Abstract :
[en] The processing of data has become an important part of many applications during
the last years. Such applications include hyperspectral unmixing, recommender sys-
tems (for example in services like Spotify and Netflix), computer vision, text mining
and audio source separation, to name a few. Many models and algorithms have been
proposed, including linear dimensionality reduction (LDR), the perceptron, a pre-
cursor to modern neural networks, expectation-maximization, and the more recent
algorithms for neural networks.
Our focus in this thesis is on a subclass of ML models called matrix factorization
models. These are unsupervised algorithms whose goal is to decompose a given data
matrix into a product of two smaller matrices, referred to as factors. Both factors
are typically significantly smaller than the initial data matrix. There are multiple
applications for matrix factorizations. Compression is one of them, since the factors
are smaller than the original matrix. In text mining, matrix factorization retrieves
topics from a collection of documents. In recommender systems, it creates groupings
(clusters) of data points with common characteristics. As an example, when the
entries of the input matrix represent a measure of the interaction between a user
(rows of the matrix) and a product (columns of the matrix), these clusters represent
groups with similar tastes. In addition, depending on the application, constraints can
be imposed to the factors. An example of a constrained model is nonnegative matrix
factorization (NMF) where the elements of the factors need to be nonnegative.

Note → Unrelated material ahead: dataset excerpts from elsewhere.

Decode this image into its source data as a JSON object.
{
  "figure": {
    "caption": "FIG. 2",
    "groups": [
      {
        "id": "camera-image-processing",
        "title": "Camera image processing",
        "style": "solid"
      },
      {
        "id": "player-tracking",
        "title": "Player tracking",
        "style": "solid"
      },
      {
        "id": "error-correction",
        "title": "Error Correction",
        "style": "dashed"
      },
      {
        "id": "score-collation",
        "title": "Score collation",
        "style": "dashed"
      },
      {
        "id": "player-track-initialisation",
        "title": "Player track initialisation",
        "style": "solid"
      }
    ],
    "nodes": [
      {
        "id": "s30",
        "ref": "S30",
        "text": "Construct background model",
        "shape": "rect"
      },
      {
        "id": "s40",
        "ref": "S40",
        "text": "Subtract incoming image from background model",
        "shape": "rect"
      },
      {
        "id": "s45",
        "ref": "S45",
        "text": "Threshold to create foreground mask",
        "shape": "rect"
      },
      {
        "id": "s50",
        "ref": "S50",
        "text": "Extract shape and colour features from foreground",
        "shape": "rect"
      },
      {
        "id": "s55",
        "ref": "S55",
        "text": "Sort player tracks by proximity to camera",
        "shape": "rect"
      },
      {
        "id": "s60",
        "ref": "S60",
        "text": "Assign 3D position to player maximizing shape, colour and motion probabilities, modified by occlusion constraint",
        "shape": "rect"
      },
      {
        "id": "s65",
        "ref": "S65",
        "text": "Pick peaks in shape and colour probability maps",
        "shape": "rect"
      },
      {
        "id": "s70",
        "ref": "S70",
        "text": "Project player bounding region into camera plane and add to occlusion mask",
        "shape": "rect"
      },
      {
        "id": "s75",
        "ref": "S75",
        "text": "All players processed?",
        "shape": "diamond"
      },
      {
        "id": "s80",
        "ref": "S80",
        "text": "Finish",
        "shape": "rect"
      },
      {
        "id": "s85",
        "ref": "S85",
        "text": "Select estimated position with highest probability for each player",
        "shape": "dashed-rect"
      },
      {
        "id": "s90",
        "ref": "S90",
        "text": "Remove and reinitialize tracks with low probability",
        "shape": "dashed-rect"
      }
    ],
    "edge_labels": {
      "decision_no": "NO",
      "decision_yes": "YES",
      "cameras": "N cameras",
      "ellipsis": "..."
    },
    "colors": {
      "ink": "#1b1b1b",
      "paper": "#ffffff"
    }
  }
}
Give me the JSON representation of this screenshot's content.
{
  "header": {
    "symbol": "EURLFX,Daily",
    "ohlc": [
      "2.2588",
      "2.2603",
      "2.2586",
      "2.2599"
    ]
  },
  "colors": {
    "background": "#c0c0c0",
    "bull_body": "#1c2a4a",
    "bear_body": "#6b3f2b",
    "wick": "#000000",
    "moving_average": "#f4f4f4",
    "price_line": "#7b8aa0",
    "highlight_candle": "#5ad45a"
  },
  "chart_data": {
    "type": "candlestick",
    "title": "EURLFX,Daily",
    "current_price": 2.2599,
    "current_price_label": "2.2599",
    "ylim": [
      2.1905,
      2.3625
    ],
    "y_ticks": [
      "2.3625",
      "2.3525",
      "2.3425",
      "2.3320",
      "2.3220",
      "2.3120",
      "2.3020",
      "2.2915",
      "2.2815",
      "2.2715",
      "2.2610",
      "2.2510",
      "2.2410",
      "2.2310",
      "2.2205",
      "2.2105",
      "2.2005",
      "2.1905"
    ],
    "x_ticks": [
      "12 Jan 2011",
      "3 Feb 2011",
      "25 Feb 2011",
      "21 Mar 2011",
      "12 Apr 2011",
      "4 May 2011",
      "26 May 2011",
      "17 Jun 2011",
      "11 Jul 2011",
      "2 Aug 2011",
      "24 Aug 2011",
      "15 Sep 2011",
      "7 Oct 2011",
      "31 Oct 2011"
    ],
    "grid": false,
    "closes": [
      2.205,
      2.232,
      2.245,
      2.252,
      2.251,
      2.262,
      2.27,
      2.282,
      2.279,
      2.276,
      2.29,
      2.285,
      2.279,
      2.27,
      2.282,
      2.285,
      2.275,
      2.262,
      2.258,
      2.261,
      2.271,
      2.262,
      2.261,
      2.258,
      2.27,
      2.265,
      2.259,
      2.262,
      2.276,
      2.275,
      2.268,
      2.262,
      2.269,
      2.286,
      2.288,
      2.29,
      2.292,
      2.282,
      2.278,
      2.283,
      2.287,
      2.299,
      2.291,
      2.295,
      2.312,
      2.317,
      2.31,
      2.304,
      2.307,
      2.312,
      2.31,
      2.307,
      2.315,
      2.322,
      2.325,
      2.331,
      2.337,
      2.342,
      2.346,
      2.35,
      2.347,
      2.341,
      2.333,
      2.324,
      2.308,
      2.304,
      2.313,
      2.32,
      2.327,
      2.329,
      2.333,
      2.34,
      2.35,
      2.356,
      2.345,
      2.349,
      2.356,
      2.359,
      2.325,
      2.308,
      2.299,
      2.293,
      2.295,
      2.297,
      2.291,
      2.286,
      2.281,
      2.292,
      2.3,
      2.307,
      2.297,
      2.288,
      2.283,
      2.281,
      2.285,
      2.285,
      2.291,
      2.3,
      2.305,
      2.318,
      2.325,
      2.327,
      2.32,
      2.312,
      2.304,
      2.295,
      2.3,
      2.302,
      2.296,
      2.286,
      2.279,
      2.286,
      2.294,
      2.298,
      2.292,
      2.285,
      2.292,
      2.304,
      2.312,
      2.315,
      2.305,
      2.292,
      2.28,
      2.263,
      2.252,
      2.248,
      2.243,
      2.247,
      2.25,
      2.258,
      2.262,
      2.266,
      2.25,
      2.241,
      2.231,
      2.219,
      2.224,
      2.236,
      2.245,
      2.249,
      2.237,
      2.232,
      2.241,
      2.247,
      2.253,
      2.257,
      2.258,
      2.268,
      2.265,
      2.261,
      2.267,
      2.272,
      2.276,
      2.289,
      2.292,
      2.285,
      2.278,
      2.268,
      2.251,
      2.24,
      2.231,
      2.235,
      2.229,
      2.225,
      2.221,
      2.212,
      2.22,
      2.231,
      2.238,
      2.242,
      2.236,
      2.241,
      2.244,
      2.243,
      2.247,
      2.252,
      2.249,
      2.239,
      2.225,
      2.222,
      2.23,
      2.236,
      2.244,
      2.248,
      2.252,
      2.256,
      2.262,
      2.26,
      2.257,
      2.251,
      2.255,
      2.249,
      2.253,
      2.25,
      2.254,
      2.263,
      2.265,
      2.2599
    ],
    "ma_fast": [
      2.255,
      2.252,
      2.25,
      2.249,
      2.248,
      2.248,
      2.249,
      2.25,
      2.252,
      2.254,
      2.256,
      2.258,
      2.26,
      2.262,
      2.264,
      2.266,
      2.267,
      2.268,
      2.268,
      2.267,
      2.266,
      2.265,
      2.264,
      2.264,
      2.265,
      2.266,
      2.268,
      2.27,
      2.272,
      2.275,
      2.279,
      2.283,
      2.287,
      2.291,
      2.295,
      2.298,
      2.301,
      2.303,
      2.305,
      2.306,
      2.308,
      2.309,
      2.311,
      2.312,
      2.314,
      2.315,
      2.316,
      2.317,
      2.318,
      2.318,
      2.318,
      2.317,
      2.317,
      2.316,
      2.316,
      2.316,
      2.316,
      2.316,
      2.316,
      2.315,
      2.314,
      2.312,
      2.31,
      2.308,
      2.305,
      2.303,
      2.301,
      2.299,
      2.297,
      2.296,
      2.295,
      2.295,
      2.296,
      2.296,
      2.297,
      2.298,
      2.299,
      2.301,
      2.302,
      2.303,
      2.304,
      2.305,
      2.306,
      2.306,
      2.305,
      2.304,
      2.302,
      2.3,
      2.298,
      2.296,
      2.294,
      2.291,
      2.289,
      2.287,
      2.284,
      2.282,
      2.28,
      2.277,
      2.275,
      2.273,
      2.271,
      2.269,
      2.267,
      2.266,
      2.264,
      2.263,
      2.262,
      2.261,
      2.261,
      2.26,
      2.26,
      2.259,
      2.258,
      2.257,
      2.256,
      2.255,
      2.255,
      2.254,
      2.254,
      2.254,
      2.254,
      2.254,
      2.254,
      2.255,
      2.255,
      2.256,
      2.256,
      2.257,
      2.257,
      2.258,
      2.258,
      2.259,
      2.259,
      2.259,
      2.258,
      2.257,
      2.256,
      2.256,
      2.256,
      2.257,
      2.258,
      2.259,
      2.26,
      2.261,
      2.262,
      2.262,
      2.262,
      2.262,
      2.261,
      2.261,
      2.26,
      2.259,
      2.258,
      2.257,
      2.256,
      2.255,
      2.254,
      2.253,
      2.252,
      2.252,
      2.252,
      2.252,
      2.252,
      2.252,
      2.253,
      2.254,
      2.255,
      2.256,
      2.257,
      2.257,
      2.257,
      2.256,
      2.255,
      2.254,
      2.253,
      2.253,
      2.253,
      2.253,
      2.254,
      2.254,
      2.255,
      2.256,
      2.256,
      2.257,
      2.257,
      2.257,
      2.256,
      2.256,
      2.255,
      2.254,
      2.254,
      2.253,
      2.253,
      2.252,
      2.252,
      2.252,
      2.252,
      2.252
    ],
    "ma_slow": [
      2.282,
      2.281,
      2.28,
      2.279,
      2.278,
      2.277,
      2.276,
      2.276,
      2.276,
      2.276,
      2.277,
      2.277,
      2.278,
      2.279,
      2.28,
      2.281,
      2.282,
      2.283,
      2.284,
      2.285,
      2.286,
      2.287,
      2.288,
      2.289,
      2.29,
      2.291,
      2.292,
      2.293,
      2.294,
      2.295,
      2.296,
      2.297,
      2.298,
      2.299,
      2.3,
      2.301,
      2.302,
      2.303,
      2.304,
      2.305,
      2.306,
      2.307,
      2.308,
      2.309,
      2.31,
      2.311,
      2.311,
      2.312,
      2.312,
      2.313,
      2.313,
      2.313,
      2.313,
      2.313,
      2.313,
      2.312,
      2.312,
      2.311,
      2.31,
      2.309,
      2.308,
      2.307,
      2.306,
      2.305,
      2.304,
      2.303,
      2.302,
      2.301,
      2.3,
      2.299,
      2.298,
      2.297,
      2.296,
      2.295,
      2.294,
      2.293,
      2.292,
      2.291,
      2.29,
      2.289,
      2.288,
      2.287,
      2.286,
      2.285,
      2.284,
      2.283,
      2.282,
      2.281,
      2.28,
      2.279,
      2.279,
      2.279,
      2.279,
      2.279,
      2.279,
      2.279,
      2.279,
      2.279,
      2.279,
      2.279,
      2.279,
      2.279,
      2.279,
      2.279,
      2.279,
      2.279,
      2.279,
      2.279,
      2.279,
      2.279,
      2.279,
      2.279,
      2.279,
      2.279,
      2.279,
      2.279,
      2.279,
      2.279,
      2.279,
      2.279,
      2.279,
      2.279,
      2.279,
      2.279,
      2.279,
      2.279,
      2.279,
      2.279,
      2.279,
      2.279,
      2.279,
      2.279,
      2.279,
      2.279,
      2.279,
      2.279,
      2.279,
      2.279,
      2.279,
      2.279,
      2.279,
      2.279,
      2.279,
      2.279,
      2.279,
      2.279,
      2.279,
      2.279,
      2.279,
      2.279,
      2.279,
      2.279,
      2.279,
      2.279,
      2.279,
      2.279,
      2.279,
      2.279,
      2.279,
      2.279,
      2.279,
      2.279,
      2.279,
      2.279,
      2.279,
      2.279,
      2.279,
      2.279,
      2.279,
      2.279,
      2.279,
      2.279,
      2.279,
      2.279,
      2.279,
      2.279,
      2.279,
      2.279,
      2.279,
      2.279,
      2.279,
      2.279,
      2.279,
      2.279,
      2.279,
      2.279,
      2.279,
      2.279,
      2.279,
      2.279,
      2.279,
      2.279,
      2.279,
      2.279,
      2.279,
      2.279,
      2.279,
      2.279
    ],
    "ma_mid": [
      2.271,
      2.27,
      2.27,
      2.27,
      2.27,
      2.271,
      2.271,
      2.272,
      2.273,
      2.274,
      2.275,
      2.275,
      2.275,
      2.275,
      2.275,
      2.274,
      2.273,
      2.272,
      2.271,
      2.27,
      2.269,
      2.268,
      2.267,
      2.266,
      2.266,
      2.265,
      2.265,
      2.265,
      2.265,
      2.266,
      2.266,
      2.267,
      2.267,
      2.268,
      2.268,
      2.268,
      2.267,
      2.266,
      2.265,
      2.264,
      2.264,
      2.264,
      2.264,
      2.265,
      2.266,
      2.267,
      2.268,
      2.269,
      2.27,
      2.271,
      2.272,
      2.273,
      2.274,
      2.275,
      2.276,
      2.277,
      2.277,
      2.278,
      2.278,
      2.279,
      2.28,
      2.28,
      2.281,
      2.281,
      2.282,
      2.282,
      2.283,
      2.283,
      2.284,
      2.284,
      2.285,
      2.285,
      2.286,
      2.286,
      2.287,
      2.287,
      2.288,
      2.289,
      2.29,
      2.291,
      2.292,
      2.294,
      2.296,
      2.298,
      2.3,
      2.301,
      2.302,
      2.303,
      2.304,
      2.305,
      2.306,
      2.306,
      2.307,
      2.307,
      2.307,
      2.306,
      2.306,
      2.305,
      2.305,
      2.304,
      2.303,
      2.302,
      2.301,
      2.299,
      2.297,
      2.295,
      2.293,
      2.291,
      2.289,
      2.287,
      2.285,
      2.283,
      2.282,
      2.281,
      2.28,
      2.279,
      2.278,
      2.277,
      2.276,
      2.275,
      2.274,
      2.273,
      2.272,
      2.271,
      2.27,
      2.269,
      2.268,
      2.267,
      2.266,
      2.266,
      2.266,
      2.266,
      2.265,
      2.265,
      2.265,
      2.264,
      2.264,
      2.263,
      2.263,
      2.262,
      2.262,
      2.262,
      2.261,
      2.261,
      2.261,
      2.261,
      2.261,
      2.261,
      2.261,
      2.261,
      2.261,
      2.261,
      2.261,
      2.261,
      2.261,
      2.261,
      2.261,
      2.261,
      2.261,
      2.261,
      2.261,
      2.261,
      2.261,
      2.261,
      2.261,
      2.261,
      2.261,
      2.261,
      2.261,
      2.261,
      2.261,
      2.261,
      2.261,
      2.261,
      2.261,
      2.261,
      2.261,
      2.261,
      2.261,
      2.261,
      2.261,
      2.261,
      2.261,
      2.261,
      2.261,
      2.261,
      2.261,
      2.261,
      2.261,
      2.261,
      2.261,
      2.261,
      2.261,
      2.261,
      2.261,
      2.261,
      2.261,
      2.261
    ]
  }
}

In this thesis, we focus on three models: (1) semi-binary Matrix Factorization
(semi-bMF), where one factor has no constraints and the other can only have elements
that are either 0 or 1, (2) Boolean matrix factorization (BMF) where both factors
must only have elements that are either 0 or 1 and (3) Boolean matrix tri-factorization
(BMTF), where we are factorizing into three factors. Furthermore, the matrix product
used in the Boolean factorizations is the Boolean matrix product, which is different
than the standard matrix product operation. This makes the computation harder but
allows for better approximations and additional interpretability properties. For both
models, we present new algorithms that are competitive with the state of the art and
show that they can provide meaningful results in several applications, including topic
modeling, image analysis, and clustering.